Specializes in Psychiatry.
On 3/13/2019 at 7:12 PM, LM NY said:

Not an NP yet, but didn’t ever want to lose my critical thinking or assessment skills that are more centered around acute care. I’ve heard some say “once a nurse, always a nurse”. How true is that? I have friends who are not NP’s, but have left the bedside to LTC, clinics, case management, etc. and were honest enough to tell me that they don’t feel confident enough to jump into an emergency situation if the occasion ever arises. I don’t want that to be me. I was thinking more along the lines of once an FNP, I can do one shift a month. I know it’s just wishful thinking, but it is a thought.

Something I find unsatisfactory about nursing is this ownership of "critical thinking."

If you're evaluating, diagnosing, formulating a treatment plan, and coding the encounter you're thinking critically. NPs can do it too as can army tank drivers, plumbers, lifeguards, and homeless vagrants.
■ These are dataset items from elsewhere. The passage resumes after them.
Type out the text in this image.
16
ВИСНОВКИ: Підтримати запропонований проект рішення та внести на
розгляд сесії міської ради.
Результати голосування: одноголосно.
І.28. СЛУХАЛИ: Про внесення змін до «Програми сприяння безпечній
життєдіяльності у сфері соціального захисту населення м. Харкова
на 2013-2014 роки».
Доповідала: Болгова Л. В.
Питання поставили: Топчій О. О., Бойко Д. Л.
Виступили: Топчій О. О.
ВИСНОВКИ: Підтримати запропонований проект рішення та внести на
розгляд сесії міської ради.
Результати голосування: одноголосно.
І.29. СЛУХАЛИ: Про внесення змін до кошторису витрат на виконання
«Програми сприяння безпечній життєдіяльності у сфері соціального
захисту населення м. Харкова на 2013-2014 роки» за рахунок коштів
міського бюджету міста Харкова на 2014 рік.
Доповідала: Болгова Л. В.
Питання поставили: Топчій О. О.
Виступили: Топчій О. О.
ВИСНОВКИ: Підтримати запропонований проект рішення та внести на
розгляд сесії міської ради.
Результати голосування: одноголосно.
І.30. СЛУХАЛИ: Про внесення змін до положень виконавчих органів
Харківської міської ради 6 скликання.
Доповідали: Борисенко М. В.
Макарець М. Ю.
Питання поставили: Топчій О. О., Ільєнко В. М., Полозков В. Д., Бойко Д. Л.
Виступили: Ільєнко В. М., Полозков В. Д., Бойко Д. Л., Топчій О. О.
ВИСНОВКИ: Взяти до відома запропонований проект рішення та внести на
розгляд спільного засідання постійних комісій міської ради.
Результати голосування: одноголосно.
Once you become a NP, you're really not going to care beans about "skills" because you'll probably never lift a finger again and touch a patient instead finding yourself a knowledge worker rather than a task master delegating most aspects of your day. The skills are overrated. Shoving tubes into people is really not something that can't be taught or coached.

2 hours ago, PMHNP Man said:

Something I find unsatisfactory about nursing is this ownership of "critical thinking."

If you're evaluating, diagnosing, formulating a treatment plan, and coding the encounter you're thinking critically. NPs can do it too as can army tank drivers, plumbers, lifeguards, and homeless vagrants.

Once you become a NP, you're really not going to care beans about "skills" because you'll probably never lift a finger again and touch a patient instead finding yourself a knowledge worker rather than a task master delegating most aspects of your day. The skills are overrated. Shoving tubes into people is really not something that can't be taught or coached.

Right?? When nurses say things like that it just shows they have zero idea what "critical thinking" actually is. Haha. Diagnosing and prescribing is about as critical as thinking can get. And what skills are you afraid of losing? Nursing skills? Who cares? I could take a high schooler and teach them how to put in an IV or foley. Even during codes. Pushing meds, doing compressions, etc - I'd much rather leave that stuff to the nurses. I'll stand at the head of the bed or intubate or do a central line.

This has to be a joke of a thread!

On 6/26/2019 at 5:05 AM, watch123 said:

This has to be a joke of a thread!

What do you mean a joke of a thread? Did you mean the person who started the thread or the responses that came after? I started the thread and was not giggling as I was typing it. What's wrong with disagreeing these days? Why does it have to be a joke? We can't all be vanilla. There are other flavors available. If I was/am feeling a type of way about something, I have every right to post about it. If you have nothing to contribute to a thread then why even bother? Your comment seems to be more of a joke. Lately, I've been wondering why I am not visiting AN as much as I used to and I was just reminded of the reason.

Specializes in New Critical care NP, Critical care, Med-surg, LTC.

I work in critical care and we have a couple NPs that work per diem in our unit as staff nurses. They say that they enjoy their primary care NP roles, but still miss the activity of the floor at times. And they say the extra money helps with vacations.